Recently, in a podcast, Mark Yusko, the CEO of Morgan Creek Captial, claimed that with the help of central bank digital currency (CBDC), Federal Reserve could print money in excess amount. He also mentioned that for the faster distribution mechanism, digital currencies could be better than fiat currencies. Yusko added, “Only 8% of fiat is in paper or coin form. 92% is already electronic. The transition from electronic to digital will happen and is a good thing. And I think it’s inevitable”.
At the same time, there is another debate on the electronic dollar and the digital dollar. Regarding which the former chairperson of Commodity Futures Trading Commission (CFTC), Chris Giancarlo, has given his views.
Giancarlo said that electronic money basically appears on bank ledgers and works in that way only. Like if the bank goes down, electronic money would go with it. However, he also mentioned that blockchain-based CBDC could be considered as a reliable alternative.
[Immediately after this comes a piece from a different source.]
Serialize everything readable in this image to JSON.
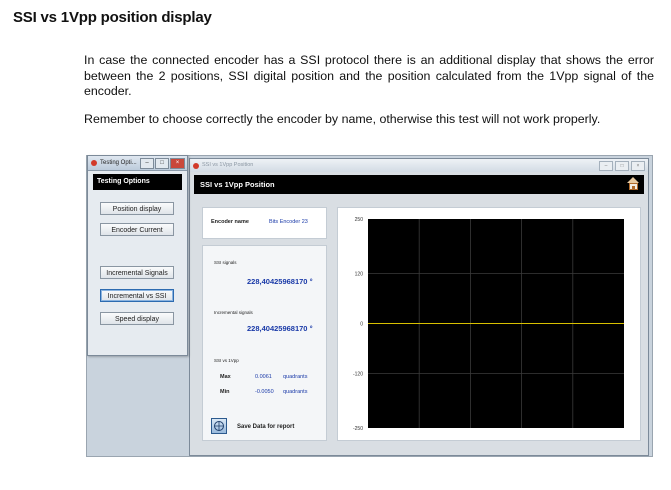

The important thing about CBDC is that despite being digital, it would be controlled by the central banks. It would have every detail of the transaction which means it totally contradicts the idea of cryptocurrency’s decentralization. Therefore, if the crypto-enthusiasts promote CBDCs then it would create a debate in crypto-industry.
Additionally, Yusko stated that presently many countries are working on their own CBDC and whichever would launch it first will experience a maximum number of adoption. While advising the US government, Yusko asserted that it should release the digital dollar as soon as possible.
Even the Congressional Candidate David Gokhstein supported Yusko and said that the because of the country’s regulatory infrastructure many of the crypto-companies have opted out, therefore, without doing further delay the US should launch it a digital dollar.